Their big takeaways: delayed home charging makes a huge difference in energy demand, as does workplace charging.
“I think one of the fascinating things about these findings is that by being strategic you can avoid a lot of physical infrastructure that you would otherwise need,” Trancik told MIT News.
Delayed home charging could look like an app that controls a car’s charging cycle, timing it to automatically conclude just before the driver needs to use the car. Making vehicle chargers available in more workplaces, meanwhile, can help take advantage of the midday peak in solar-powered charging.
Leveraging these two strategies together significantly eliminates any additional energy demands, and can be tailored to specific local conditions to help cities meet their decarbonization goals.

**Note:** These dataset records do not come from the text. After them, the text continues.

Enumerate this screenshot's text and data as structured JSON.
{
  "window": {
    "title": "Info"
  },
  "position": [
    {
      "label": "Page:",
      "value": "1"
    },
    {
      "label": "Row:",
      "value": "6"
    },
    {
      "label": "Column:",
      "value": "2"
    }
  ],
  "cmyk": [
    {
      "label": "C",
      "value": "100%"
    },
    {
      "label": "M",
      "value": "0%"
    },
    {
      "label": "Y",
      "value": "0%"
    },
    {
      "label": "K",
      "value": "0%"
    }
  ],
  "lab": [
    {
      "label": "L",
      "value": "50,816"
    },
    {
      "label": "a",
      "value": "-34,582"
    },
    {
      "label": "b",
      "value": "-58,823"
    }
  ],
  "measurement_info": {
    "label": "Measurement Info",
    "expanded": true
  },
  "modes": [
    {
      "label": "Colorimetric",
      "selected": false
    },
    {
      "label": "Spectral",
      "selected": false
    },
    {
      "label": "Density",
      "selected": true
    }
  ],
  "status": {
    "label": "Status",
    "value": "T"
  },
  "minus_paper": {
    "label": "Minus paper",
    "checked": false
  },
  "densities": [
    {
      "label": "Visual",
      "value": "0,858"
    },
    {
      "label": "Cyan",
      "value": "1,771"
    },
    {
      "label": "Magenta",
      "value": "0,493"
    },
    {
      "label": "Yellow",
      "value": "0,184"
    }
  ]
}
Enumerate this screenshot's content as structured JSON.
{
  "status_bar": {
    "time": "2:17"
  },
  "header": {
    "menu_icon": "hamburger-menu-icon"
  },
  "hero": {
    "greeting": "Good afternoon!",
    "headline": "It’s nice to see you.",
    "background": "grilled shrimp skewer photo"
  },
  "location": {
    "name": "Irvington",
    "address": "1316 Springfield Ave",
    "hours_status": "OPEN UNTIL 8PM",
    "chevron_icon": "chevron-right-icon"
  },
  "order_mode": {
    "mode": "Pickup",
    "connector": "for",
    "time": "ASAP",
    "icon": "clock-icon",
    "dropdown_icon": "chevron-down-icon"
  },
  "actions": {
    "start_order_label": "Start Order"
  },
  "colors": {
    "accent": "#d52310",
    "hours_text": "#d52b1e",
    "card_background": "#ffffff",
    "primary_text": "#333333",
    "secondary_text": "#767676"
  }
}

EV adoption is a crucial tool in the county’s clean energy transition. As public money flows into expanding the infrastructure needed to support an electrified vehicle fleet, policymakers are contending with the question of how to integrate chargers into existing energy systems as efficiently and seamlessly as possible.
If cities aren’t strategic about where and how they utilize EV infrastructure, unmitigated charging could spike energy demand by 20 percent every night, according to the researchers.
“These strategies may require only small design and regulatory changes, which may make them more likely to be adopted,” the study authors write, “and they can be effective even if introduced piecemeal at a local level and without full coordination.”